Based on the results presented at the 56th Annual Meeting of the American Society of Hematology (ASH) in San Francisco, Anderson’s prediction is right on schedule. On December 8, 2014, Anderson’s colleague at Dana Farber, Paul G. Richardson, MD, presented final results from a phase 1b/2 study of elotuzumab in combination with lenalidomide and dexamethasone for relapsed/refractory MM patients, including 73 who had already been treated with an average of 2 other therapies.1
Results show highly encouraging overall response rate (ORR) and progression-free survival (PFS), with the responses even better at the lower dose of 10 mg/kg of elotuzumab than the higher dose of 20 mg/kg. However, during the question-and-answer period Richardson warned, “We have to be careful how we interpret that.”
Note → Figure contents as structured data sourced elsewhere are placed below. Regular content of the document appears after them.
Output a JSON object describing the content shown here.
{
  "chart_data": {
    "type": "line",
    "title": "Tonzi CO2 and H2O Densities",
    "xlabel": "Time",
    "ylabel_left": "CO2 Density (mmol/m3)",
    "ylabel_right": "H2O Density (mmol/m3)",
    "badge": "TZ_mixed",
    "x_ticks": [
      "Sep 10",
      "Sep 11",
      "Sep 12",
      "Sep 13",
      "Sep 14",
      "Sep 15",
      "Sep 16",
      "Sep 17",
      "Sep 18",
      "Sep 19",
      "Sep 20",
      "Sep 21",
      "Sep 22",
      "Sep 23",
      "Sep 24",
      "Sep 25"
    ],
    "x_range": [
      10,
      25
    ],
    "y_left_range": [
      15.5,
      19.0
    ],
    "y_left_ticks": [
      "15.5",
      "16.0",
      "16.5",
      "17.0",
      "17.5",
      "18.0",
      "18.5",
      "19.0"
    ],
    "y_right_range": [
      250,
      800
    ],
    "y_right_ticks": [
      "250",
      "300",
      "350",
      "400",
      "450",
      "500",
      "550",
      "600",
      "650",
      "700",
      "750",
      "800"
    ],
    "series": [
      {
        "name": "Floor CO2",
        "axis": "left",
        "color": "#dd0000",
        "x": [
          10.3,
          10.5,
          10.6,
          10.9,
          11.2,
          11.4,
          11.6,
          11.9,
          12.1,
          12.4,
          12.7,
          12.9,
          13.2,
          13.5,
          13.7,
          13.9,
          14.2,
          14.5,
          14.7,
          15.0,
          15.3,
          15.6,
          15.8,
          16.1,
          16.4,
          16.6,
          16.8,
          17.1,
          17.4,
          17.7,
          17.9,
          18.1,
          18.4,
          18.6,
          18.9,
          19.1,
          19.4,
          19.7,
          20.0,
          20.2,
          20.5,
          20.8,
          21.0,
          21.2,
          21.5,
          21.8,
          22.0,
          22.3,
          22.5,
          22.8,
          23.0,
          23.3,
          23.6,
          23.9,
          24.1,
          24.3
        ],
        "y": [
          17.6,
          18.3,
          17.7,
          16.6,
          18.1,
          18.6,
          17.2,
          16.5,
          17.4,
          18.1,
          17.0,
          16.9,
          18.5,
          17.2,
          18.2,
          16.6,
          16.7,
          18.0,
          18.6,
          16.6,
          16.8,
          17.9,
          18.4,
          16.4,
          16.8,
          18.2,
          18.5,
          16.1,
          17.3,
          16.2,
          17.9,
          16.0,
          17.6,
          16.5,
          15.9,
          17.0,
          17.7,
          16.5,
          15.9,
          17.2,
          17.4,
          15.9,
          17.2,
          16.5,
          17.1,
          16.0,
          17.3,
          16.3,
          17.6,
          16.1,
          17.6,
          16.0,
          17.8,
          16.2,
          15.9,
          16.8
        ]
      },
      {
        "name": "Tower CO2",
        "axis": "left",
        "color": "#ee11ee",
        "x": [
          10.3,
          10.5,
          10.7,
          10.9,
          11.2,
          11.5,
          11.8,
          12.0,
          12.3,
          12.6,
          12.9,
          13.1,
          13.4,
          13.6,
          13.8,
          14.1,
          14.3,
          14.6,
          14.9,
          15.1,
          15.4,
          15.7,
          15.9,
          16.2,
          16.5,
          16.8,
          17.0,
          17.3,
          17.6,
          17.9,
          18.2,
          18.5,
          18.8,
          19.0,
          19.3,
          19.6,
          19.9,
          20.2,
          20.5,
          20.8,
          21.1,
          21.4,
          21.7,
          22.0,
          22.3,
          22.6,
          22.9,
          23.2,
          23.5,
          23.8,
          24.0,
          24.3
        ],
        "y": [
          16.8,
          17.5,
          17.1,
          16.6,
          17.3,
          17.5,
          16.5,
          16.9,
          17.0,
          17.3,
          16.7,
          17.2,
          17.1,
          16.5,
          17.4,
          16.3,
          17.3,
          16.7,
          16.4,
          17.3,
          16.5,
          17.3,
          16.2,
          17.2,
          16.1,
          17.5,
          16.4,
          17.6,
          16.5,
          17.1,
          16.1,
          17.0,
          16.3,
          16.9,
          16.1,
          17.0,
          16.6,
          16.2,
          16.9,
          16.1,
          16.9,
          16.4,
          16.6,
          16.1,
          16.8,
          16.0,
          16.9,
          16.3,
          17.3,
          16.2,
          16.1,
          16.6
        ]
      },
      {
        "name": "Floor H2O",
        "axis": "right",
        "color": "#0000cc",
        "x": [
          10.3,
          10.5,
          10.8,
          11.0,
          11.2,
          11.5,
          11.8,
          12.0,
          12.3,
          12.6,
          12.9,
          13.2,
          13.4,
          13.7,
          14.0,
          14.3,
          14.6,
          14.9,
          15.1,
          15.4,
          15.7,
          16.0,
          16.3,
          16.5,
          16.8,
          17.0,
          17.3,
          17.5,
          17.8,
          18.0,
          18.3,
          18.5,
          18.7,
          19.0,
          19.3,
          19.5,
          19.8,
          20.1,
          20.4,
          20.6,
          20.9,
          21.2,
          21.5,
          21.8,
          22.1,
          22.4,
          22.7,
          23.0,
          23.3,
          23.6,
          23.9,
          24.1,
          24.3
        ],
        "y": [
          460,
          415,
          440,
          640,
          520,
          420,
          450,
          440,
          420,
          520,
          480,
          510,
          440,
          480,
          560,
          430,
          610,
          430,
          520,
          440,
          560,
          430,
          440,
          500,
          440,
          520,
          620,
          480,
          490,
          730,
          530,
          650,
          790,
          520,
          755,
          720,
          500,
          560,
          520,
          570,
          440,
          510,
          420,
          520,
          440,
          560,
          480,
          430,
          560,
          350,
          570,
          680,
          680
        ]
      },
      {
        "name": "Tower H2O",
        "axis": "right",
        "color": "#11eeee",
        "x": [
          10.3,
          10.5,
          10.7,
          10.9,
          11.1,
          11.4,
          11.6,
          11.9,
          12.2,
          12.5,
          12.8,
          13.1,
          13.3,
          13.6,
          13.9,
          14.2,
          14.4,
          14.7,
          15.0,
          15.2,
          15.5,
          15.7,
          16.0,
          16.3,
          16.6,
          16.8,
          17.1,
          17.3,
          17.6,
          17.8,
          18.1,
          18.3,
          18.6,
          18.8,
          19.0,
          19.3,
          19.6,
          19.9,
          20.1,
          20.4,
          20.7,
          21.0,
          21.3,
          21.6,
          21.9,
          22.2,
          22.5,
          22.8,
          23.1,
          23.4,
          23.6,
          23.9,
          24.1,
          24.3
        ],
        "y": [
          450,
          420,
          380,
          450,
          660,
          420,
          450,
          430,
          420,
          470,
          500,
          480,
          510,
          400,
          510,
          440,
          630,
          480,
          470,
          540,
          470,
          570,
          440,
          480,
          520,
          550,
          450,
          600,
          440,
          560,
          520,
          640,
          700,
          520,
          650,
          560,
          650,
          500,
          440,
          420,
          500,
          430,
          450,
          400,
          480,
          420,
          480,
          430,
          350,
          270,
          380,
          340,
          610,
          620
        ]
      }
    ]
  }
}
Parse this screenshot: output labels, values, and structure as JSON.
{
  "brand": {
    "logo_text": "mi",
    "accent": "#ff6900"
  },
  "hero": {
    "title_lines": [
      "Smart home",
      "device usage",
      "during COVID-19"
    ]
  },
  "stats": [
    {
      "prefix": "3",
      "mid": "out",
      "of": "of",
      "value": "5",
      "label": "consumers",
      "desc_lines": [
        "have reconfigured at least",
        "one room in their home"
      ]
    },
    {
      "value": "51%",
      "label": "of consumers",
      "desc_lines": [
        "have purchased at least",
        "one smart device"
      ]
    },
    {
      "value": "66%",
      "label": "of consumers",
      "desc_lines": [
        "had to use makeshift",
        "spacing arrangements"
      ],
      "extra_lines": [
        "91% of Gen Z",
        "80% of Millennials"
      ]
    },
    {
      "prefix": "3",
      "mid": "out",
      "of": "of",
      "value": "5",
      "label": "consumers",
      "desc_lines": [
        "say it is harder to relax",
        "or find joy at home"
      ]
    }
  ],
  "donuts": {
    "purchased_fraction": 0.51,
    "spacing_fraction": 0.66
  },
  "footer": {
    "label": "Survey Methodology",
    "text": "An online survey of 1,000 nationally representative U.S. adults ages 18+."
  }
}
Elotuzumab, given by intravenous infusion, is being developed by Bristol-Myers Squibb in collaboration with AbbVie. The therapy binds to signaling lymphocytic activation molecule F7 (SLAMF7), giving it a different mechanism of action from other monoclonal antibodies under study, daratumumab and SAR650984, which target the CD38 protein. These therapies were stars at ASH 2014, with studies spotlighted in a press conference and a major lecture at the conference. The FDA granted breakthrough therapy status to the combination of elotuzumab with lenalidomide and dexamethasone in May 2014, based on promising phase 1 results. Daratumumab gained breakthrough status in May 2013 as a single agent.2
The phase 2 study included patients who had 1 to 3 prior therapies, including those with at least 1 prior therapy from the phase 1 study; their median age was 63 years. Half the patients received 10 mg/kg of elotuzumab, while the other half received 20 mg/kg of the drug, and treatment was in 28-day cycles. Patients also received oral lenalidomide at 25 mg for days 1 through 21 and oral dexamethasone (28 mg, plus 8 mg on days when the elotuzumab was given). This pretreatment was designed to manage infusion reactions. Notably, ORR were 92% among patients in the 10-mg/kg group who responded to treatment compared with 76% for those in the 20-mg/kg group.Median PFS was 32 months for the 10-mg/ kg group and 25 months for the 20-mg/kg group.
EBO
A stringent complete response or complete response was observed in 14% of patients, with a very good partial response seen in 43%; another 27% had a partial response. Richardson said researchers were struck by both the quality and durability of these responses. “It’s important to see, because many patients were on therapy for a number of years,” he noted. Common adverse events were diarrhea (66%), which Richardson described as manageable; fatigue (56%); muscle spasms (62%); constipation (51%); nausea (48%); and upper respiratory tract infections (47%).
References
1. Richardson PG, Jagannath S, Moreau P, et al. Final results for the 1703 Phase 1b/2 study of elotuzumab in combination with lenalidomide and dexamethasone in patients with relapsed/refractory multiple myeloma. Blood. 2014;124 (21): abstract 302.
2. Elotuzumab receives breakthrough therapy designation for multiple myeloma. http://www.myelomabeacon.com/news/2014/05/19/elotuzumab-breakthrough-therapy-designation-multiple-
myeloma/. Published May 21, 2014. Accessed December 17, 2014.